JOÃO MIGUEL TAVARES, Jornalista, OBSERVADOR, 26 de Fevereiro de 2019
As
inúmeras reacções a desculpar o problema dos cruzamentos familiares no actual
governo, inclusivamente por parte de pessoas que tenho por sérias e
inteligentes, demonstram bem o caminho que este país ainda tem de trilhar para
adquirir uma cultura cívica minimamente decente. A ingenuidade (para utilizar uma palavra
simpática) com que o argumento da competência foi invocado para
justificar as opções de
António Costa – a saber: não interessa se são filhos, pais,
irmãos, maridos ou mulheres, o que interessa é se são competentes ou não –
deixa-me absolutamente estupefacto, porque é demasiado básico, vulgar e
terceiro-mundista.
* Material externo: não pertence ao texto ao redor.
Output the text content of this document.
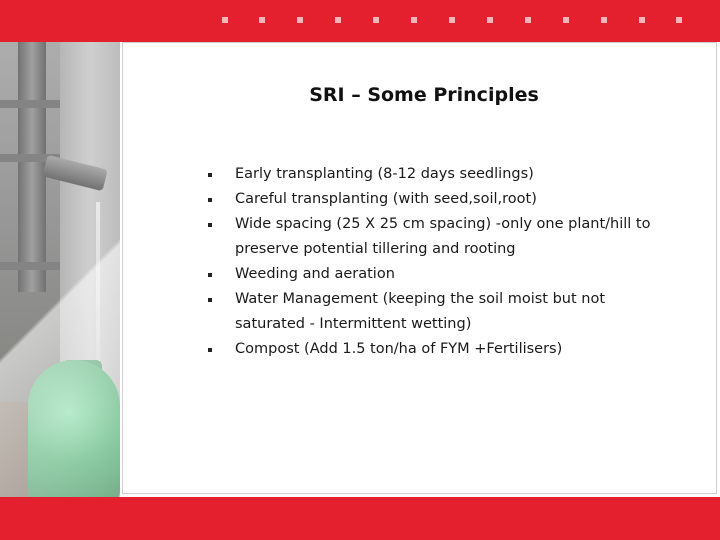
SRI – Some Principles
Early transplanting (8-12 days seedlings)
Careful transplanting (with seed,soil,root)
Wide spacing (25 X 25 cm spacing) -only one plant/hill to preserve potential tillering and rooting
Weeding and aeration
Water Management (keeping the soil moist but not saturated - Intermittent wetting)
Compost (Add 1.5 ton/ha of FYM +Fertilisers)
O problema não está, nem nunca esteve, na competência
das pessoas envolvidas. Está, como sempre esteve, na sua proximidade.
Quem
reflecte sobre relações e hierarquias sociais já compreendeu, há milénios, que a
proximidade familiar pode atrapalhar a tomada das melhores decisões, devido a
interesses secundários que se intrometem. Não é por acaso que as sociedades
mais desenvolvidas do planeta são aquelas em que as instituições melhor
resistem às tentações endogâmicas. O conceito de conflito de interesses não
depende da inteligência, da competência ou da seriedade dos envolvidos – ele
precede tudo isso. E precede-o não só para evitar que relações íntimas se
cruzem com as decisões políticas, mas também porque a nomeação de amigos ou
familiares para cargos poderosos e de difícil acesso transmite uma péssima
imagem para uma sociedade que se quer meritocrática. O que diz é isto: não
basta seres bom; precisas ser bem.
Não
deveria ser necessário migrar da província para a capital, ou viver fora de
grandes centros urbanos, para perceber o quanto a sociedade portuguesa é
sufocada por uma pequena elite que se vai perpetuando nos lugares mais elevados
de poder, e que à boa maneira aristocrática consegue que os privilégios passem
de pais para filhos ou circulem entre grupos de amigos próximos. A promoção dos
“filhos de”, como muito bem sabe quem lá anda, é constante nas faculdades de
Medicina, nos hospitais, nas faculdades de Direito, nos escritórios de
advogados. Ainda há poucos dias foi noticiado que o PS propôs para o Tribunal
Constitucional a jurista Mariana Canotilho. Filha de quem? Do professor José
Gomes Canotilho, claro está.
Isso
não significa, como é óbvio, que Mariana Canotilho não possa ser extremamente
competente como juíza. Tal como Maria na Vieira da Silva poderá certamente vir
a revelar-se muito competente como ministra. Só que, em Portugal, são
demasiados casos, demasiados exemplos, demasiados filhos, demasiados amigos,
para que tantos “filhos de” e “filhas de” sejam os mais competentes do país em
tantos lugares distintos. Tamanha excelência geneticamente concentrada não só é
coisa estatisticamente improvável, por melhores que sejam os papás e a educação
que deram aos seus meninos, como, ainda que fossem, de facto, as pessoas mais
competentes de Portugal, o problema que acima assinalei persistiria: o miúdo
nascido numa família modesta do Alandroal iria sempre sentir que o seu elevador
iria ficar encravado nos andares mais altos do país, por falta de lubrificação
social. E com razão.
O que acabo de dizer deveria ser
perfeitamente pacífico e consensual. Os problemas da endogamia portuguesa estão
detectados há muito, e há vasta literatura sobre o tema. Se já nem isto causa
um genuíno sobressalto cívico, então o país ainda está mais sonâmbulo do que eu
pensava.
COMENTÁRIOS
Joaquim Sá, Braga 27.02.2019: "a sociedade
portuguesa é sufocada por uma pequena elite que se vai perpetuando nos lugares
mais elevados de poder": Tem toda a razão. Isso somado aos "amigos
de", "ao pessoal de confiança de" dá uma mesquinha elite cuja
competência desce à medida que aumenta o amiguismo e o familiairismo. O que não
vê quem argumenta com a justificação da competência é que um recente estudo em
variadas empresas do Estado demonstra que ser eficiente, diligente,
cumpridor...etc, conta ZERO para na política de promoção na carreira. Andei 22
anos pela universidade e vos garanto que não são os melhores que chegam a
catedráticos, são os mais "adaptados" ao sistema de poder instalado.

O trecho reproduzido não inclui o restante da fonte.